In this recent study, walking with high intensity bursts of speed improved health benefits compared to moderate walking (and no walking). Here are the definitions of moderate and high intensity walking:

  • The moderate-intensity group received instruction to walk more than 8000 steps daily at 50% of peak oxygen capacity for a minimum of 4 days per week, and they used a pedometer to monitor steps.
  • The high-intensity group received instruction to do 5 or more daily sets of 2- to 3-minute low-intensity walking intervals (at 40% of maximal oxygen capacity) followed by a 3-minute interval of high-intensity walking (between 70% and 85% of peak oxygen capacity) for at least 4 days per week.

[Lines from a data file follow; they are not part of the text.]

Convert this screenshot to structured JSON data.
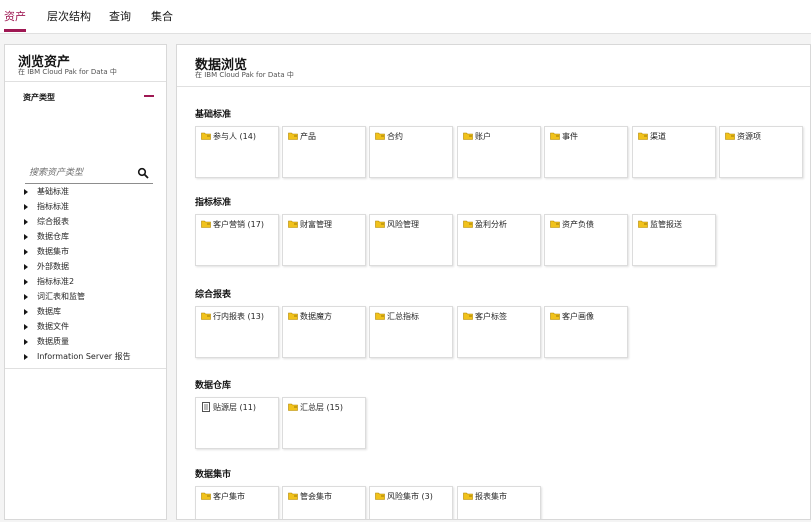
{
  "top_nav": {
    "tabs": [
      {
        "label": "资产",
        "active": true
      },
      {
        "label": "层次结构",
        "active": false
      },
      {
        "label": "查询",
        "active": false
      },
      {
        "label": "集合",
        "active": false
      }
    ]
  },
  "left_panel": {
    "title": "浏览资产",
    "subtitle": "在 IBM Cloud Pak for Data 中",
    "asset_type_label": "资产类型",
    "search_placeholder": "搜索资产类型",
    "tree_items": [
      "基础标准",
      "指标标准",
      "综合报表",
      "数据仓库",
      "数据集市",
      "外部数据",
      "指标标准2",
      "词汇表和监管",
      "数据库",
      "数据文件",
      "数据质量",
      "Information Server 报告"
    ]
  },
  "right_panel": {
    "title": "数据浏览",
    "subtitle": "在 IBM Cloud Pak for Data 中",
    "sections": [
      {
        "title": "基础标准",
        "tiles": [
          {
            "label": "参与人 (14)",
            "icon": "folder-icon"
          },
          {
            "label": "产品",
            "icon": "folder-icon"
          },
          {
            "label": "合约",
            "icon": "folder-icon"
          },
          {
            "label": "账户",
            "icon": "folder-icon"
          },
          {
            "label": "事件",
            "icon": "folder-icon"
          },
          {
            "label": "渠道",
            "icon": "folder-icon"
          },
          {
            "label": "资源项",
            "icon": "folder-icon"
          }
        ]
      },
      {
        "title": "指标标准",
        "tiles": [
          {
            "label": "客户营销 (17)",
            "icon": "folder-icon"
          },
          {
            "label": "财富管理",
            "icon": "folder-icon"
          },
          {
            "label": "风险管理",
            "icon": "folder-icon"
          },
          {
            "label": "盈利分析",
            "icon": "folder-icon"
          },
          {
            "label": "资产负债",
            "icon": "folder-icon"
          },
          {
            "label": "监管报送",
            "icon": "folder-icon"
          }
        ]
      },
      {
        "title": "综合报表",
        "tiles": [
          {
            "label": "行内报表 (13)",
            "icon": "folder-icon"
          },
          {
            "label": "数据魔方",
            "icon": "folder-icon"
          },
          {
            "label": "汇总指标",
            "icon": "folder-icon"
          },
          {
            "label": "客户标签",
            "icon": "folder-icon"
          },
          {
            "label": "客户画像",
            "icon": "folder-icon"
          }
        ]
      },
      {
        "title": "数据仓库",
        "tiles": [
          {
            "label": "贴源层 (11)",
            "icon": "document-icon"
          },
          {
            "label": "汇总层 (15)",
            "icon": "folder-icon"
          }
        ]
      },
      {
        "title": "数据集市",
        "tiles": [
          {
            "label": "客户集市",
            "icon": "folder-icon"
          },
          {
            "label": "管会集市",
            "icon": "folder-icon"
          },
          {
            "label": "风险集市 (3)",
            "icon": "folder-icon"
          },
          {
            "label": "报表集市",
            "icon": "folder-icon"
          }
        ]
      }
    ]
  },
  "colors": {
    "accent": "#9f1853",
    "folder": "#f1c21b"
  }
}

The high intensity group had somewhat better outcomes on these health measurements:

  • At the end of the program, muscle strength for knee extension and flexion increased significantly in the high-intensity group (by 13% for extension and 17% for flexion) vs both the nonwalking and the moderate-intensity groups.
  • There was significant increase in peak oxygen capacity for walking (increased by 9%) and cycling (increased by 8%) in the high-intensity group vs the nonwalking and the moderate-intensity groups.
  • SBP [systolic blood pressure] and DBP [diastolic blood pressure] decreased significantly (by 9 mm Hg and 5 mm Hg, respectively) in the high-intensity group, and the decrease was significantly greater vs the nonwalking and moderate-intensity groups.
  • SBP decreased in 25 of 33 participants with increased peak oxygen capacity for walking in the high-intensity group, which suggests a correlation between the blood pressure and peak oxygen capacity.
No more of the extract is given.